Следующие месяцы я не расставалась с Зиночкой и Екатериной Ивановной, пока они занимались хозяйством – мыли посуду, застилали кровати, вытирали пыль, стирали, гладили. Обе они оказались слезливы, и особенно горестным был самый тяжелый день недели – понедельник, день стирки. Именно по понедельникам они с особенной горечью вспоминали все радости жизни на родине – дачи, зеленые лужайки, любимую природу, музыку, русскую кухню. Как же печально было сравнивать прелести родного утраченного быта с тяготами нынешней жизни.

– Каждый час нам приносили чай! – всхлипывала Зина, наглаживая дедушкины рубашки. – А какие были изумрудные лужайки! Какие теплицы!

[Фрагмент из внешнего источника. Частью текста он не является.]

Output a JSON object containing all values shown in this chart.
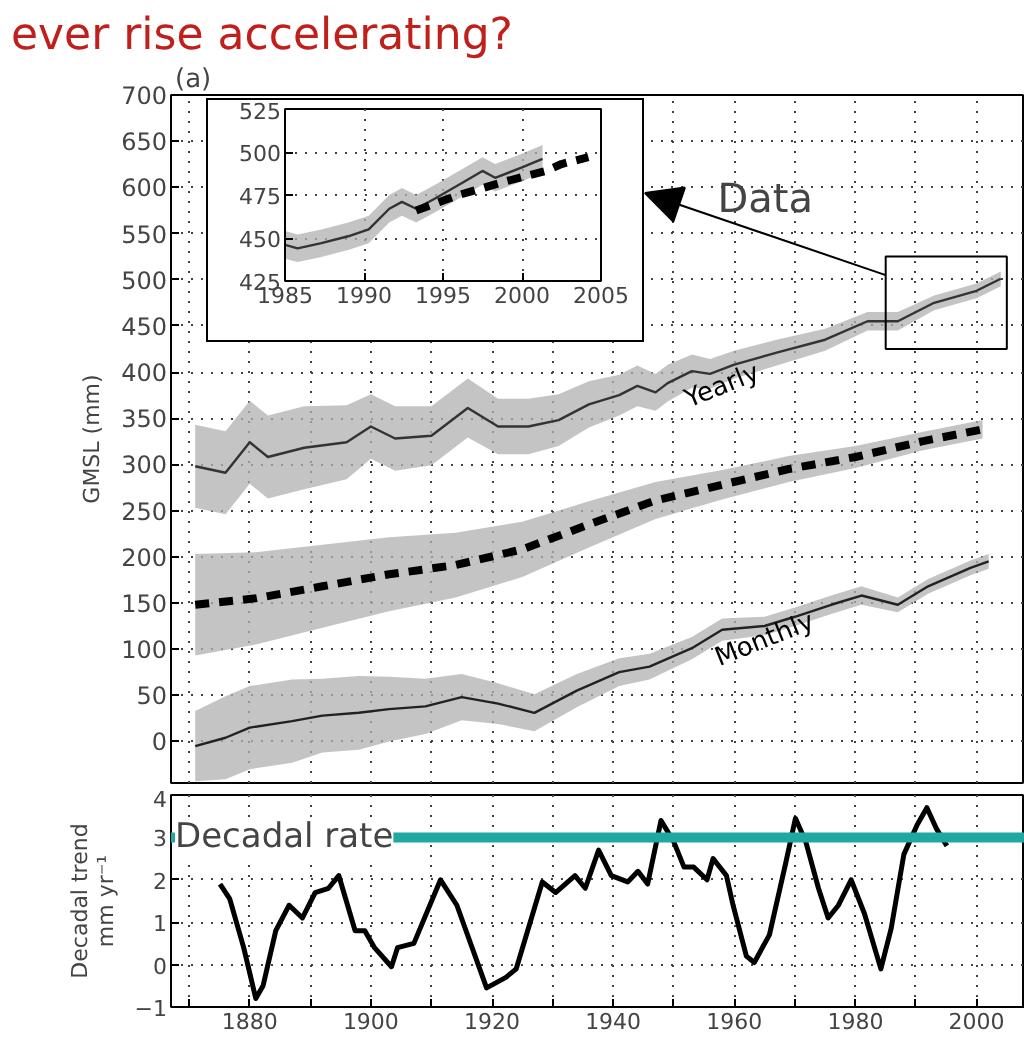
{
  "chart_data": [
    {
      "type": "line",
      "title": "ever rise accelerating?",
      "ylabel": "GMSL (mm)",
      "annotations": [
        "(a)",
        "Data"
      ],
      "xlim": [
        1867,
        2008
      ],
      "xticks": [
        1870,
        1880,
        1890,
        1900,
        1910,
        1920,
        1930,
        1940,
        1950,
        1960,
        1970,
        1980,
        1990,
        2000
      ],
      "ylim": [
        -45,
        700
      ],
      "yticks": [
        0,
        50,
        100,
        150,
        200,
        250,
        300,
        350,
        400,
        450,
        500,
        550,
        600,
        650,
        700
      ],
      "tick_labels": "y",
      "grid": true,
      "series": [
        {
          "name": "Yearly",
          "color": "#333333",
          "line_style": "solid",
          "x": [
            1871,
            1876,
            1880,
            1883,
            1889,
            1896,
            1900,
            1904,
            1910,
            1916,
            1921,
            1926,
            1931,
            1936,
            1941,
            1944,
            1947,
            1949,
            1953,
            1956,
            1960,
            1967,
            1975,
            1982,
            1987,
            1993,
            2000,
            2004
          ],
          "values": [
            298,
            291,
            324,
            308,
            318,
            324,
            341,
            328,
            331,
            361,
            341,
            341,
            348,
            365,
            375,
            385,
            378,
            388,
            401,
            398,
            408,
            421,
            435,
            455,
            455,
            475,
            488,
            501
          ],
          "lower": [
            253,
            246,
            279,
            263,
            273,
            284,
            306,
            293,
            299,
            329,
            311,
            311,
            320,
            340,
            353,
            363,
            358,
            368,
            383,
            382,
            393,
            407,
            423,
            445,
            445,
            467,
            480,
            493
          ],
          "upper": [
            343,
            336,
            369,
            353,
            363,
            364,
            376,
            363,
            363,
            393,
            371,
            371,
            376,
            390,
            397,
            407,
            398,
            408,
            419,
            414,
            423,
            435,
            447,
            465,
            465,
            483,
            496,
            509
          ]
        },
        {
          "color": "#000000",
          "line_style": "dashed",
          "x": [
            1871,
            1881,
            1892,
            1903,
            1914,
            1925,
            1936,
            1947,
            1958,
            1969,
            1980,
            1991,
            2001
          ],
          "values": [
            148,
            155,
            168,
            181,
            191,
            208,
            235,
            261,
            278,
            295,
            308,
            325,
            338
          ],
          "lower": [
            93,
            105,
            123,
            141,
            156,
            178,
            210,
            241,
            262,
            281,
            296,
            315,
            328
          ],
          "upper": [
            203,
            205,
            213,
            221,
            226,
            238,
            260,
            281,
            294,
            309,
            320,
            335,
            348
          ]
        },
        {
          "name": "Monthly",
          "color": "#222222",
          "line_style": "solid",
          "x": [
            1871,
            1876,
            1880,
            1887,
            1892,
            1898,
            1903,
            1909,
            1915,
            1921,
            1927,
            1934,
            1941,
            1946,
            1953,
            1958,
            1965,
            1970,
            1976,
            1981,
            1987,
            1992,
            1999,
            2002
          ],
          "values": [
            -5,
            4,
            15,
            22,
            28,
            31,
            35,
            38,
            48,
            41,
            31,
            55,
            75,
            81,
            101,
            121,
            125,
            135,
            148,
            158,
            148,
            168,
            188,
            195
          ],
          "lower": [
            -43,
            -41,
            -30,
            -23,
            -12,
            -9,
            0,
            8,
            23,
            19,
            11,
            37,
            60,
            67,
            89,
            109,
            115,
            125,
            138,
            148,
            140,
            160,
            180,
            187
          ],
          "upper": [
            33,
            49,
            60,
            67,
            68,
            71,
            70,
            68,
            73,
            63,
            51,
            73,
            90,
            95,
            113,
            133,
            135,
            145,
            158,
            168,
            156,
            176,
            196,
            203
          ]
        }
      ]
    },
    {
      "type": "line",
      "xlim": [
        1985,
        2005
      ],
      "xticks": [
        1985,
        1990,
        1995,
        2000,
        2005
      ],
      "ylim": [
        425,
        525
      ],
      "yticks": [
        425,
        450,
        475,
        500,
        525
      ],
      "grid": true,
      "series": [
        {
          "color": "#333333",
          "line_style": "solid",
          "x": [
            1985,
            1985.8,
            1987.3,
            1989,
            1990.3,
            1991.6,
            1992.4,
            1993.3,
            1994.5,
            1996.2,
            1997.5,
            1998.3,
            2000,
            2001.3
          ],
          "values": [
            446,
            444,
            447,
            451,
            455,
            467,
            471,
            467,
            473,
            482,
            489,
            485,
            491,
            496
          ],
          "lower": [
            438,
            436,
            439,
            443,
            447,
            459,
            463,
            459,
            465,
            474,
            481,
            477,
            483,
            488
          ],
          "upper": [
            454,
            452,
            455,
            459,
            463,
            475,
            479,
            475,
            481,
            490,
            497,
            493,
            499,
            504
          ]
        },
        {
          "color": "#000000",
          "line_style": "dashed",
          "x": [
            1993.3,
            1996,
            1999,
            2001.5,
            2002.5,
            2004.2
          ],
          "values": [
            466,
            475,
            483,
            489,
            493,
            497
          ]
        }
      ]
    },
    {
      "type": "line",
      "ylabel": "Decadal trend\nmm yr⁻¹",
      "xlim": [
        1867,
        2008
      ],
      "xticks": [
        {
          "value": 1870,
          "label": null
        },
        1880,
        {
          "value": 1890,
          "label": null
        },
        1900,
        {
          "value": 1910,
          "label": null
        },
        1920,
        {
          "value": 1930,
          "label": null
        },
        1940,
        {
          "value": 1950,
          "label": null
        },
        1960,
        {
          "value": 1970,
          "label": null
        },
        1980,
        {
          "value": 1990,
          "label": null
        },
        2000
      ],
      "ylim": [
        -1,
        4
      ],
      "yticks": [
        -1,
        0,
        1,
        2,
        3,
        4
      ],
      "grid": true,
      "ref_lines": [
        {
          "axis": "y",
          "value": 3,
          "label": "Decadal rate",
          "color": "#1fa8a0"
        }
      ],
      "series": [
        {
          "color": "#000000",
          "line_style": "solid",
          "x": [
            1875.1,
            1876.7,
            1879.0,
            1881.0,
            1882.2,
            1884.3,
            1886.5,
            1888.7,
            1890.8,
            1893.0,
            1894.7,
            1897.4,
            1899.0,
            1900.6,
            1903.4,
            1904.4,
            1907.1,
            1911.5,
            1914.2,
            1919.1,
            1922.3,
            1924.0,
            1928.3,
            1930.5,
            1933.7,
            1935.4,
            1937.6,
            1939.7,
            1942.4,
            1944.1,
            1945.7,
            1947.9,
            1950.0,
            1951.7,
            1953.3,
            1955.5,
            1956.5,
            1958.7,
            1959.8,
            1962.0,
            1963.3,
            1965.8,
            1968.5,
            1970.1,
            1971.8,
            1973.9,
            1975.5,
            1977.2,
            1979.3,
            1981.5,
            1984.2,
            1985.9,
            1988.0,
            1990.2,
            1991.8,
            1993.4,
            1995.1
          ],
          "values": [
            1.9,
            1.55,
            0.4,
            -0.8,
            -0.5,
            0.8,
            1.4,
            1.1,
            1.7,
            1.8,
            2.1,
            0.8,
            0.8,
            0.4,
            -0.05,
            0.4,
            0.5,
            2.0,
            1.4,
            -0.55,
            -0.3,
            -0.1,
            1.95,
            1.7,
            2.1,
            1.8,
            2.7,
            2.1,
            1.95,
            2.2,
            1.9,
            3.4,
            2.9,
            2.3,
            2.3,
            2.0,
            2.5,
            2.1,
            1.4,
            0.2,
            0.05,
            0.7,
            2.4,
            3.45,
            2.9,
            1.8,
            1.1,
            1.4,
            2.0,
            1.2,
            -0.1,
            0.85,
            2.6,
            3.3,
            3.7,
            3.2,
            2.8
          ]
        }
      ]
    }
  ]
}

И она махала рукой в сторону заднего двора, такого же, как и три сотни соседних дворов, где глинистая земля, как израненная плоть, виднелась между грязными бинтами талого снега. На земле ржавел автомобильный мотор, которым Жика занимался летом, но бросил. По понедельникам во всех дворах вывешивали белье, и оно отчаянно трепыхалось на ледяном ветру. Женщины жаловались на унылую монотонность жизни, безразличие и инертность Алексиса, который за все эти годы ни разу не попросил ни прибавки, ни повышения. Я горячо им сочувствовала, потому что уже через несколько дней поняла – Джексоны никогда не путешествовали, не развлекались, не ходили в гости; они почти ничего не читали, кроме местных газет и “Популярной механики”; а после ужина дедушка только слушал радио и жевал зубочистку, Зина с матерью штопали, а Евгений садился за свои эксперименты. Поэтому я с готовностью рыдала вместе с ними. Я оплакивала отца, но притворялась, что горюю по оставленной на другом континенте роскоши – нашей парижской квартире, вилле Алекса, Средиземному морю.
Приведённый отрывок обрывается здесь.